The issue has transcended NASA and the Academies, however. Last year during the Trump Administration, Chris Beauregard from the National Space Council and Michael Schmoyer from OSTP co-chaired an Interagency Working Group on Planetary Protection that included the Departments of Agriculture, Commerce, Defense, Health and Human Services, Homeland Security, Justice, State, and Transportation, along with the CDC, EPA, FBI, FEMA and NASA. It issued a National Strategy for Planetary Protection in December.
Schmoyer is still at OSTP despite the change in administrations. He joined OSTP as Assistant Director for Heath Security Threats in April 2020 after seven years at the Department of Health and Human Services, three years as Health and Human Services Advisor to U.S. Southern Command, and prior stints at CDC regional centers in Guatemala and Kazakhstan according to his LinkedIn profile.
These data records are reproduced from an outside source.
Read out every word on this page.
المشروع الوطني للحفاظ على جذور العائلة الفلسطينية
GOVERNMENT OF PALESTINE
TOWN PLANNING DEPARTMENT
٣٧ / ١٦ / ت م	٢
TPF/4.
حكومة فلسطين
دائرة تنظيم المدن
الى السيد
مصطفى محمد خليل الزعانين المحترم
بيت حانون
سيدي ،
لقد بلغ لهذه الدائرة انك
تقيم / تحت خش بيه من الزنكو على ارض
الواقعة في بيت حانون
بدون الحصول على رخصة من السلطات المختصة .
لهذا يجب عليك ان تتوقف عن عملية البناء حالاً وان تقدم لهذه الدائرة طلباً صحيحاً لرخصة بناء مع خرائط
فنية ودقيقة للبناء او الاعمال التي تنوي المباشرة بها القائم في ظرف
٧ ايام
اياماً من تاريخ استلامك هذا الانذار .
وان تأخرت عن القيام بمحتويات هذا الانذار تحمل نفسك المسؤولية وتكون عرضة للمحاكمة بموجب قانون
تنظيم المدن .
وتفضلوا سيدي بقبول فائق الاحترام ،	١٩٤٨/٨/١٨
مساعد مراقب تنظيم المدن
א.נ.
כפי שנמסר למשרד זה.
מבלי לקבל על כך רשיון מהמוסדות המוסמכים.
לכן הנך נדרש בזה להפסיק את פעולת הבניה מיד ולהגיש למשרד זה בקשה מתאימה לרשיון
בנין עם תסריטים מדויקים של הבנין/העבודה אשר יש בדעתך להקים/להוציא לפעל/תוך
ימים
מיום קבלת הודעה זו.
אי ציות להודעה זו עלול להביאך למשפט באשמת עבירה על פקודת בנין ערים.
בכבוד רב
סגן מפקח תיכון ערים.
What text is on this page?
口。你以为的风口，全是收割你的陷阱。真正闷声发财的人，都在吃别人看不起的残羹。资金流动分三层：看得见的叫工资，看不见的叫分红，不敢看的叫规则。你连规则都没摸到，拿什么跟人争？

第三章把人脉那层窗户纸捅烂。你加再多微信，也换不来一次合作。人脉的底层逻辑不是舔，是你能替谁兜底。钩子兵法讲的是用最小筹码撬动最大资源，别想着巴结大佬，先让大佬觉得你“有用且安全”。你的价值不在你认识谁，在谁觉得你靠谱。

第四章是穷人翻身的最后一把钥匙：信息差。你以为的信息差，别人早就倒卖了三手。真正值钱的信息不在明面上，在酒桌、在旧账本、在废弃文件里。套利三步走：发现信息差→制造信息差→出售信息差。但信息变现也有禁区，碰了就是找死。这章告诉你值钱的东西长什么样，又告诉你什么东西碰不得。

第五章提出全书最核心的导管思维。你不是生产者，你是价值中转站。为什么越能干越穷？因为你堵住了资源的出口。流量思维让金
He holds a Ph.D. in Health Behavior from the University of Florida.
Schmoyer told SpacePolicyOnline.com that the purpose of the roundtable was to meet the Strategy’s third objective: “Incorporate the perspective and needs of the private sector by soliciting feedback and developing guidelines regarding private sector activities with potential planetary protection implications.”
He said the Academies’ CoPP would have an observer at the roundtable, but otherwise the two efforts appear to be on separate tracks.
Both acknowledge the growing role of the private sector in exploring and utilizing the solar system and are seeking input on how to enable those activities while still ensuring that if we discover life elsewhere, we know it was not brought there from Earth, not to mention protecting life here from alien microbes.